What is the dope on this? Are there more diverse creatures on land ( man, all types of vertebrates, invertebrates, birds, plants, trees etc etc) or in the sea (fishes, vertebrates, in vertebrates, plants etc etc)
Not in total numbers but variety (genus,species etc).
What’s interesting is that while the total animal species diversity is quite landwards skewed, it isn’t that way for chordates or molluscs, where it’s about a 50/50 split. Arthropods greatly skew the picture, and that’s down to the insects. Which is understandable if you consider ocean continuity vs the possibility for island effects in terrestrial habitats. Also the greater energy budget for terrestrial life.
My understanding is that there is only a 2 billion year window for life to exist on land. The window opened about a billion years ago, and will close about a billion years from now. It has something to do with the sun, but I forget what.

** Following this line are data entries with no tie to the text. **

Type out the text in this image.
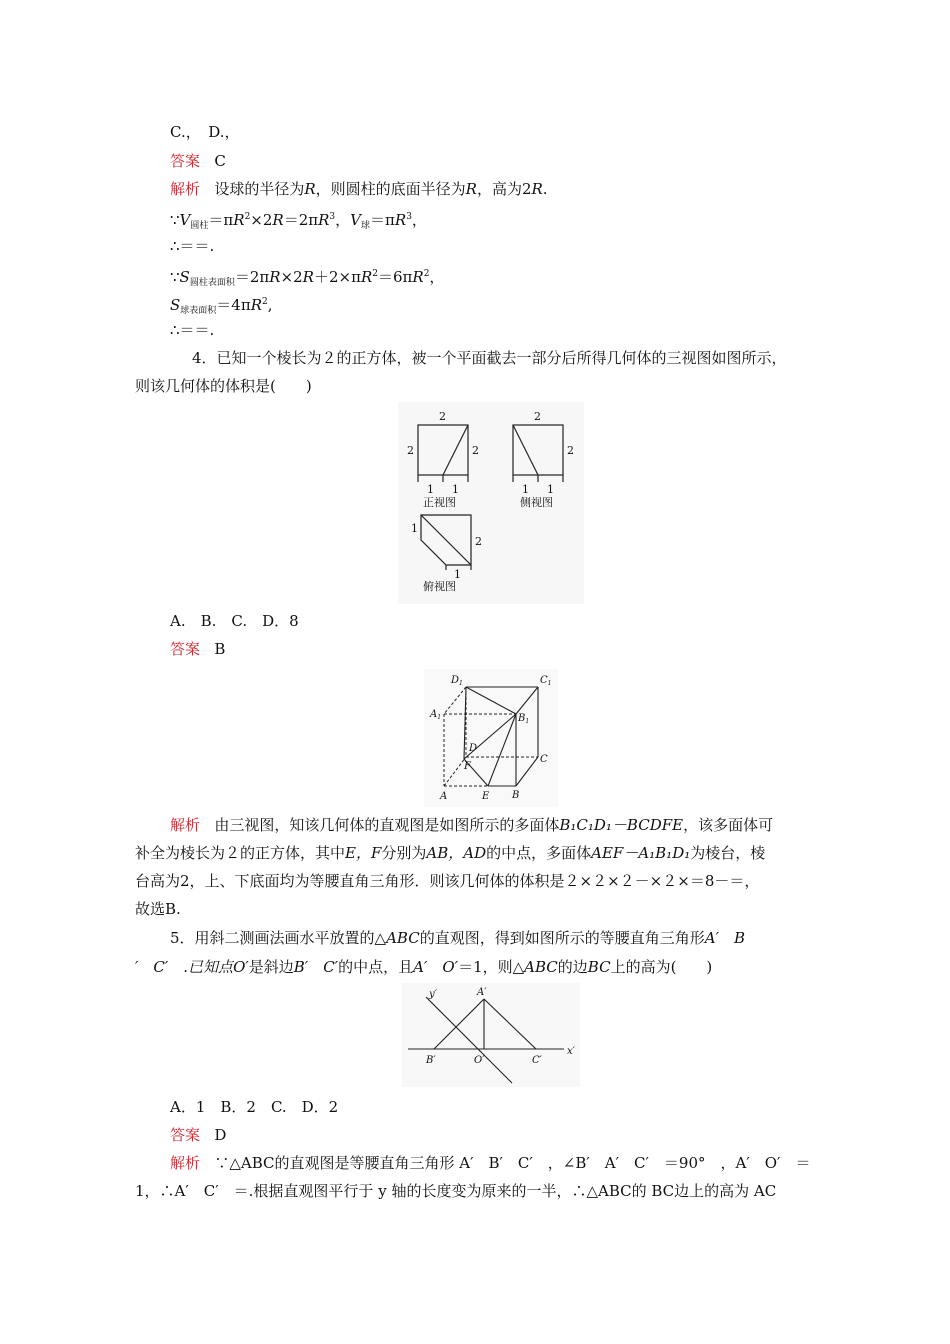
C.，　D.，
答案 C
解析 设球的半径为R，则圆柱的底面半径为R，高为2R.
$\because V_{圆柱}=\pi R^2\times 2R=2\pi R^3$，$V_球=\pi R^3$，
∴＝＝.
$\because S_{圆柱表面积}=2\pi R\times 2R+2\times\pi R^2=6\pi R^2$，
$S_{球表面积}=4\pi R^2$,
∴＝＝.
4．已知一个棱长为２的正方体，被一个平面截去一部分后所得几何体的三视图如图所示，
则该几何体的体积是(　　)
2
2	2
1 1
正视图
2
2
1 1
侧视图
1
2
1
俯视图
A.　B.　C.　D．8
答案 B
$D_1$	$C_1$
$A_1$	$B_1$
D
C
F
A	E B
解析 由三视图，知该几何体的直观图是如图所示的多面体B₁C₁D₁－BCDFE，该多面体可
补全为棱长为２的正方体，其中E，F分别为AB，AD的中点，多面体AEF－A₁B₁D₁为棱台，棱
台高为2，上、下底面均为等腰直角三角形．则该几何体的体积是２×２×２－×２×＝8－＝，
故选B.
5．用斜二测画法画水平放置的△ABC的直观图，得到如图所示的等腰直角三角形A′　B
′　C′　.已知点O′是斜边B′　C′的中点，且A′　O′＝1，则△ABC的边BC上的高为(　　)
y′
x′
A′
B′	O′	C′
A．1　B．2　C.　D．2
答案 D
解析 ∵△ABC的直观图是等腰直角三角形 A′　B′　C′　，∠B′　A′　C′　＝90°　，A′　O′　＝
1，∴A′　C′　＝.根据直观图平行于 y 轴的长度变为原来的一半，∴△ABC的 BC边上的高为 AC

Consider that life is 4 billion years old, and that the first land based life probably happened about 500 million years ago, water based life has a major head start.
You also have to consider that the vast majority of life on earth consists of single celled organisms. We are only beginning to be able to determine the genetic diversity of single celled life. A ml of water has something like several hundred million bacteriophages, viruses, bacteria, etc. so there is going to be a lot of biodiversity in there. Far larger than you will find among multi-cellular life.